PHG: How was it collaborating with your co-authors?
Hultine: We all have different backgrounds and expertise. David’s background is anthropology. Alberto is a population ecologist, and Mike Sanderson is a geneticist. It was quite easy to partition the major points we wanted to characterize in the book and come at it from different angles. It was very natural to work together and pull perspectives of our vision of the saguaro cactus.
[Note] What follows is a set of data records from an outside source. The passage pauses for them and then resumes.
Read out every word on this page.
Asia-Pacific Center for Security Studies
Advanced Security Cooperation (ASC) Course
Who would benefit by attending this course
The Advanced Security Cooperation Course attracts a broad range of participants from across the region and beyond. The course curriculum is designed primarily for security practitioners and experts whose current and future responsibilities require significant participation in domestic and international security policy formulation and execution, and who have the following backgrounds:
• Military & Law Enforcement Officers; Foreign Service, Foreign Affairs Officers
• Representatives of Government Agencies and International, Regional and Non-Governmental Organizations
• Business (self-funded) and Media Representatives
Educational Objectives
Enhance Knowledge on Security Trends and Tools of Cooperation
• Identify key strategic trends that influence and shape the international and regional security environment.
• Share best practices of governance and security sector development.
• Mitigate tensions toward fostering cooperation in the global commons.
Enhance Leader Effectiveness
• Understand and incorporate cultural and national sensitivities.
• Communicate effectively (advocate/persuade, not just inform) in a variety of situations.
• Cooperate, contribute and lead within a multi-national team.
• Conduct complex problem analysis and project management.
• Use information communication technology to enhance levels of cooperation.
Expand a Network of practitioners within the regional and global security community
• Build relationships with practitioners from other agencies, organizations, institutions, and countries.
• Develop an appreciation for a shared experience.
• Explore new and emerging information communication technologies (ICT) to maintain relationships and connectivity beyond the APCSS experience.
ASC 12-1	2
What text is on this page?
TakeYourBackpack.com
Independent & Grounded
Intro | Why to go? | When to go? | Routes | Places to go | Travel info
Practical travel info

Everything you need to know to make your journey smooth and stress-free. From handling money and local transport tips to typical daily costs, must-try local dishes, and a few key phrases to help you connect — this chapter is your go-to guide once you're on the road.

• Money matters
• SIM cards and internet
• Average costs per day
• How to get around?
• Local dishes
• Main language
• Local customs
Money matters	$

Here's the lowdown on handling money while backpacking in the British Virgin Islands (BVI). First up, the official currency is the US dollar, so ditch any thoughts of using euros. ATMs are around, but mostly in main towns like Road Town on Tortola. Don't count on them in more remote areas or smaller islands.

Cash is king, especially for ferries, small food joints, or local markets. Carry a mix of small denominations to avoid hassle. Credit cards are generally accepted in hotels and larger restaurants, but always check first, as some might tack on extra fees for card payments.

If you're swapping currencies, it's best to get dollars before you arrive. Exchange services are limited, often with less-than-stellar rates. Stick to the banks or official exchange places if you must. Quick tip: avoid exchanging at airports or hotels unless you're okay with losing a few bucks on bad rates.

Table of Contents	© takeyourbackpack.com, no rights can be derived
PHG: What kind of insight can readers expect to gain from your book?
Hultine: Our hope is that those who don’t have a strong grasp of the Sonoran Desert will take away some basic information. We start at effectively zero and describe what makes the saguaro biologically unique and ecologically and culturally important. Hopefully, these key elements will make people say “Wow, I didn’t know that” or “That’s interesting.” Whether they’re locals or just visiting, hopefully they’ll ask their friends and family, “Hey, did you know this or that about this strange plant of the desert?”

There are two words when I think of the Sonoran Desert: unique and fragile. The work that I do, with the research department at DBG, is in part for science, but we try to convey how vulnerable the desert is and the effect that humans have on it. When people read this book, they will realize that our landscape is not this vast, open space that we will never be able to impact.

PHG: If you could use one word to describe the saguaro cactus, what would it be?
Hultine: Whimsical. Saguaros create these amazing shapes that are really unique and sometimes odd.